Sealing the wood keeps the arsenic from leaking for only about six months, says the Environmental Working Group, which had a university laboratory analyze some 300 samples from soil and from the wood's surface.
In about two of every five back yards and parks, the soil had enough arsenic to rank as a Superfund hazardous waste site, the group found.
"We were actually pretty shocked," said Richard Maas, co-director of the University of North Carolina's Environmental Quality Institute Research Lab, which analyzed the samples sent in by homeowners around the nation. "The numbers we are getting are just astronomical."

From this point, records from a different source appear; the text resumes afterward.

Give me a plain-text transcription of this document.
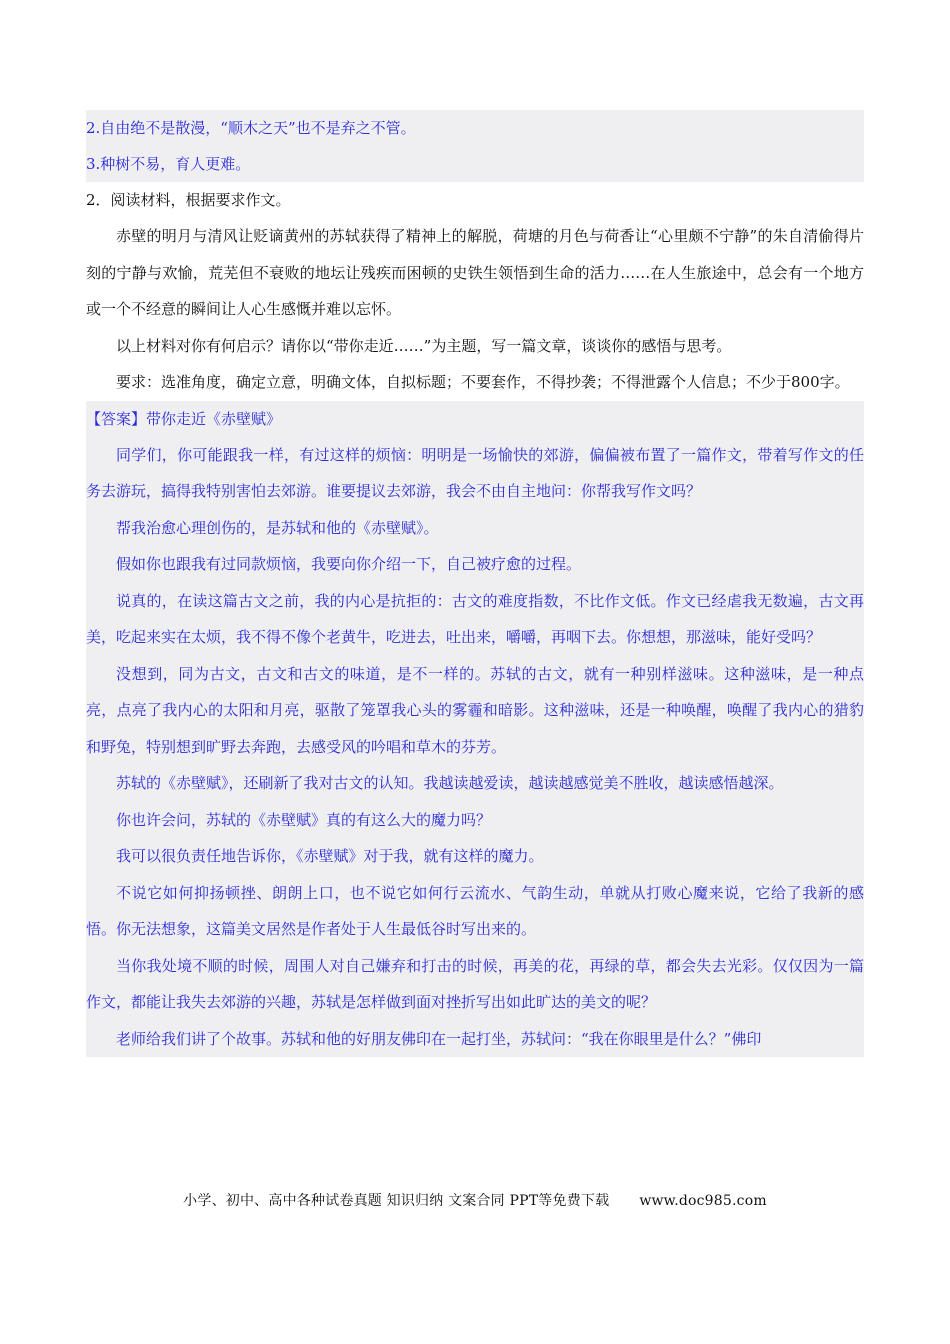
2.自由绝不是散漫，“顺木之天”也不是弃之不管。
3.种树不易，育人更难。
2．阅读材料，根据要求作文。

赤壁的明月与清风让贬谪黄州的苏轼获得了精神上的解脱，荷塘的月色与荷香让“心里颇不宁静”的朱自清偷得片刻的宁静与欢愉，荒芜但不衰败的地坛让残疾而困顿的史铁生领悟到生命的活力……在人生旅途中，总会有一个地方或一个不经意的瞬间让人心生感慨并难以忘怀。

以上材料对你有何启示？请你以“带你走近……”为主题，写一篇文章，谈谈你的感悟与思考。

要求：选准角度，确定立意，明确文体，自拟标题；不要套作，不得抄袭；不得泄露个人信息；不少于800字。

【答案】带你走近《赤壁赋》

同学们，你可能跟我一样，有过这样的烦恼：明明是一场愉快的郊游，偏偏被布置了一篇作文，带着写作文的任务去游玩，搞得我特别害怕去郊游。谁要提议去郊游，我会不由自主地问：你帮我写作文吗？

帮我治愈心理创伤的，是苏轼和他的《赤壁赋》。

假如你也跟我有过同款烦恼，我要向你介绍一下，自己被疗愈的过程。

说真的，在读这篇古文之前，我的内心是抗拒的：古文的难度指数，不比作文低。作文已经虐我无数遍，古文再美，吃起来实在太烦，我不得不像个老黄牛，吃进去，吐出来，嚼嚼，再咽下去。你想想，那滋味，能好受吗？

没想到，同为古文，古文和古文的味道，是不一样的。苏轼的古文，就有一种别样滋味。这种滋味，是一种点亮，点亮了我内心的太阳和月亮，驱散了笼罩我心头的雾霾和暗影。这种滋味，还是一种唤醒，唤醒了我内心的猎豹和野兔，特别想到旷野去奔跑，去感受风的吟唱和草木的芬芳。

苏轼的《赤壁赋》，还刷新了我对古文的认知。我越读越爱读，越读越感觉美不胜收，越读感悟越深。

你也许会问，苏轼的《赤壁赋》真的有这么大的魔力吗？

我可以很负责任地告诉你，《赤壁赋》对于我，就有这样的魔力。

不说它如何抑扬顿挫、朗朗上口，也不说它如何行云流水、气韵生动，单就从打败心魔来说，它给了我新的感悟。你无法想象，这篇美文居然是作者处于人生最低谷时写出来的。

当你我处境不顺的时候，周围人对自己嫌弃和打击的时候，再美的花，再绿的草，都会失去光彩。仅仅因为一篇作文，都能让我失去郊游的兴趣，苏轼是怎样做到面对挫折写出如此旷达的美文的呢？

老师给我们讲了个故事。苏轼和他的好朋友佛印在一起打坐，苏轼问：“我在你眼里是什么？”佛印

小学、初中、高中各种试卷真题 知识归纳 文案合同 PPT等免费下载 www.doc985.com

The arsenic comes from chromated copper arsenate, or CCA, a pesticide that's infused into the wood to resist bugs and rot. Arsenic can cause cancer and other health problems.

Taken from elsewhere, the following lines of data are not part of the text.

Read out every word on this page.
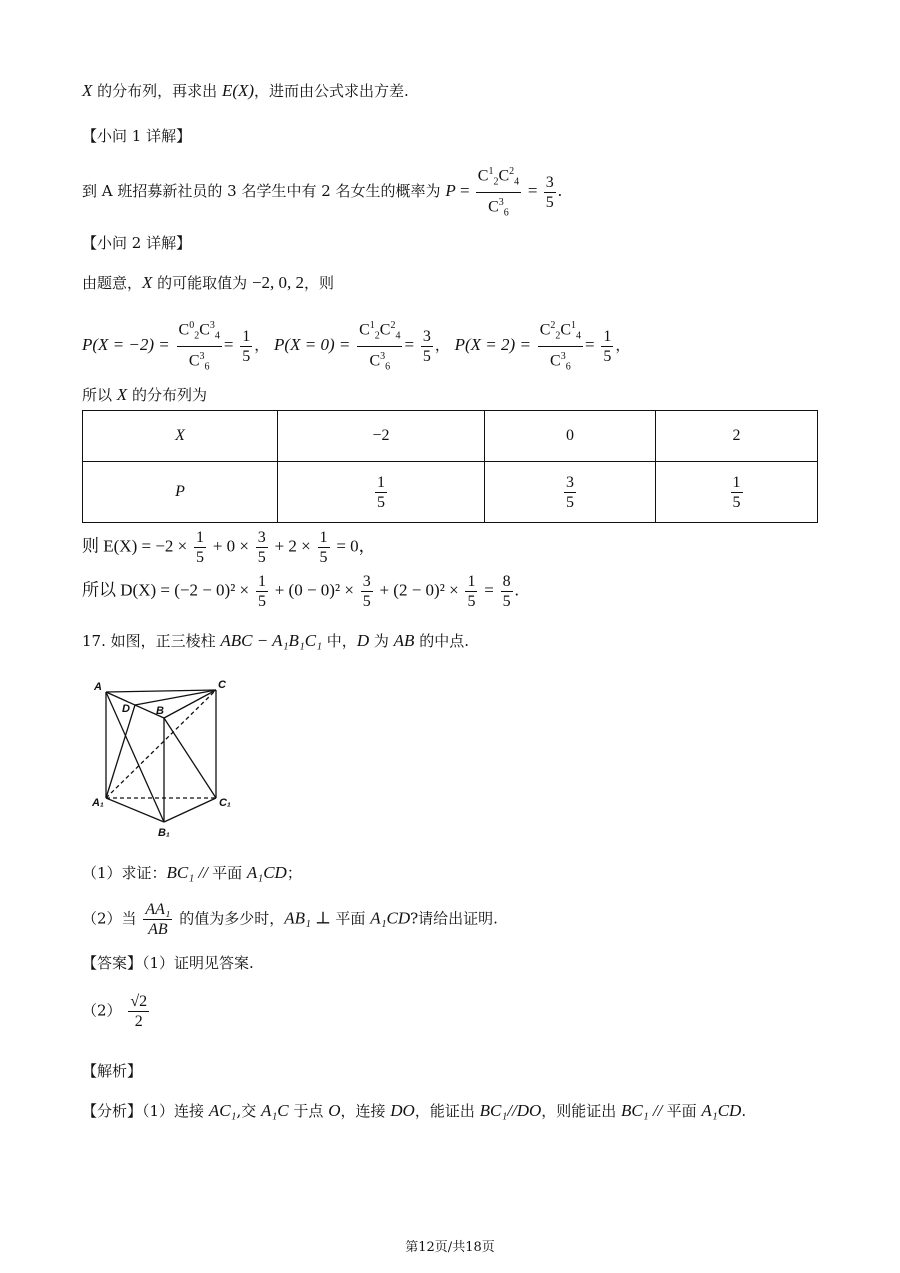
X 的分布列，再求出 E(X)，进而由公式求出方差.
【小问 1 详解】
到 A 班招募新社员的 3 名学生中有 2 名女生的概率为 $P = \frac{C^1_2C^2_4}{C^3_6} = \frac{3}{5}$ .
【小问 2 详解】
由题意，X 的可能取值为 −2, 0, 2，则
$P(X = -2) = \frac{C^0_2C^3_4}{C^3_6} = \frac{1}{5}$ ， $P(X = 0) = \frac{C^1_2C^2_4}{C^3_6} = \frac{3}{5}$ ， $P(X = 2) = \frac{C^2_2C^1_4}{C^3_6} = \frac{1}{5}$ ，
所以 X 的分布列为
X	−2	0	2
P	$\frac{1}{5}$	$\frac{3}{5}$	$\frac{1}{5}$
则 $E(X) = -2 \times \frac{1}{5} + 0 \times \frac{3}{5} + 2 \times \frac{1}{5} = 0$，
所以 $D(X) = (-2 - 0)^2 \times \frac{1}{5} + (0 - 0)^2 \times \frac{3}{5} + (2 - 0)^2 \times \frac{1}{5} = \frac{8}{5}$ .
17. 如图，正三棱柱 ABC − A₁B₁C₁ 中，D 为 AB 的中点.
A	C
D B
A₁	C₁
B₁
（1）求证：BC₁ // 平面 A₁CD；
（2）当 $\frac{\text{AA₁}}{AB}$ 的值为多少时，AB₁ ⊥ 平面 A₁CD?请给出证明.
【答案】（1）证明见答案.
$(2) \frac{√2}{2}$
【解析】
【分析】（1）连接 AC₁,交 A₁C 于点 O，连接 DO，能证出 BC₁//DO，则能证出 BC₁ // 平面 A₁CD.
第12页/共18页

"The levels are high even in 15-year-old decks," Maas said. "We're disappointed that the U.S. Environmental Protection Agency isn't making stronger statements about the amount of arsenic leaking out of the decks that are out there."

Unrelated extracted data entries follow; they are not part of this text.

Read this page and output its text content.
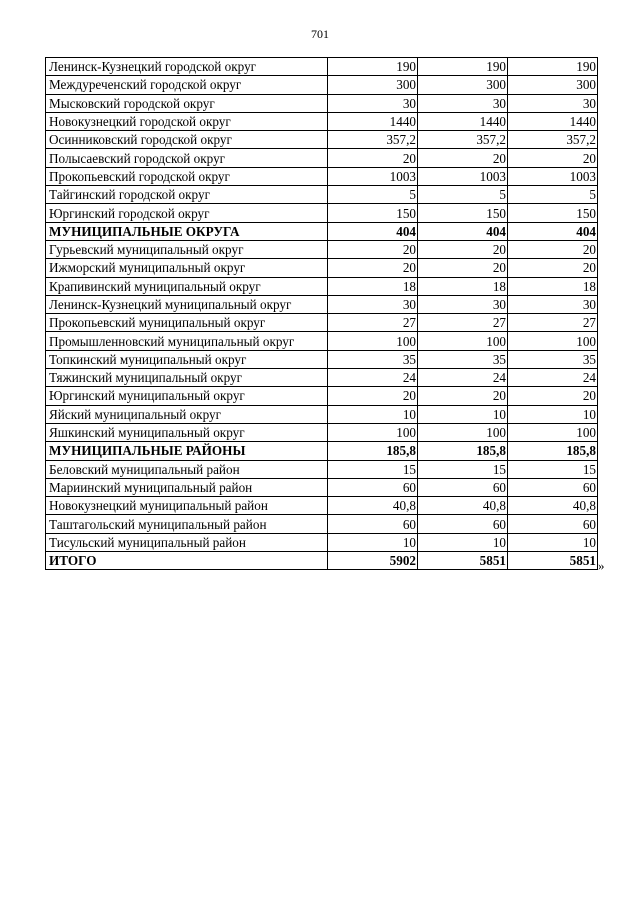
701
Ленинск-Кузнецкий городской округ	190	190	190
Междуреченский городской округ	300	300	300
Мысковский городской округ	30	30	30
Новокузнецкий городской округ	1440	1440	1440
Осинниковский городской округ	357,2	357,2	357,2
Полысаевский городской округ	20	20	20
Прокопьевский городской округ	1003	1003	1003
Тайгинский городской округ	5	5	5
Юргинский городской округ	150	150	150
МУНИЦИПАЛЬНЫЕ ОКРУГА	404	404	404
Гурьевский муниципальный округ	20	20	20
Ижморский муниципальный округ	20	20	20
Крапивинский муниципальный округ	18	18	18
Ленинск-Кузнецкий муниципальный округ	30	30	30
Прокопьевский муниципальный округ	27	27	27
Промышленновский муниципальный округ	100	100	100
Топкинский муниципальный округ	35	35	35
Тяжинский муниципальный округ	24	24	24
Юргинский муниципальный округ	20	20	20
Яйский муниципальный округ	10	10	10
Яшкинский муниципальный округ	100	100	100
МУНИЦИПАЛЬНЫЕ РАЙОНЫ	185,8	185,8	185,8
Беловский муниципальный район	15	15	15
Мариинский муниципальный район	60	60	60
Новокузнецкий муниципальный район	40,8	40,8	40,8
Таштагольский муниципальный район	60	60	60
Тисульский муниципальный район	10	10	10
ИТОГО	5902	5851	5851 »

EPA spokesman Dave Deegan said the agency couldn't comment because it hadn't yet seen the report. The EPA is doing a national study on what risk the wood may pose to children.
"At this point we haven't reached any conclusion that existing (CCA) structures are posing a risk to people," Deegan said. "Until we have a risk assessment, we don't have any conclusions for people."
Under pressure from the EPA, the makers of the CCA wood announced in February that they will voluntarily pull the wood from the U.S. market by the end of 2003 for most uses in which it comes into contact with people. But the EPA advised homeowners not to tear down their decks, and seal the wood only once a year or once every other year.
The Environmental Working Group says its testing shows that sealers work for only six months. The highest arsenic level the group measured came from a deck in Houston that was sealed two years before.
"If people can afford it, they should replace their decks right away," Maas said.
Parker Brugge, president of the American Wood Preservers Institute, a trade group, said CCA wood is safe.
For homeowners and park managers, the last year has been a frustrating series of contradictory advice. Some playgrounds closed after arsenic turned up in the soil. Some reopened, even though the arsenic was still there. The state parks department announced it will no longer use CCA wood in parks.
Then, there were dueling scientists: A toxicologist hired by one agency, the state Department of Environmental Protection, reviewed studies and said kids can get enough arsenic on their hands by touching the wood during routine play to pose an unreasonable health risk.
But a group of six Florida doctors, hand-picked by another agency, the state Department of Health, said parents shouldn't worry about arsenic-treated wood at playgrounds. The doctors said they could find no documented cases of children getting sick from the wood.
Environmentalists said the doctors couldn't find any evidence because the studies haven't been done yet. Until recently, they said, few people knew that arsenic leaks out of the wood and wipes off on people's hands.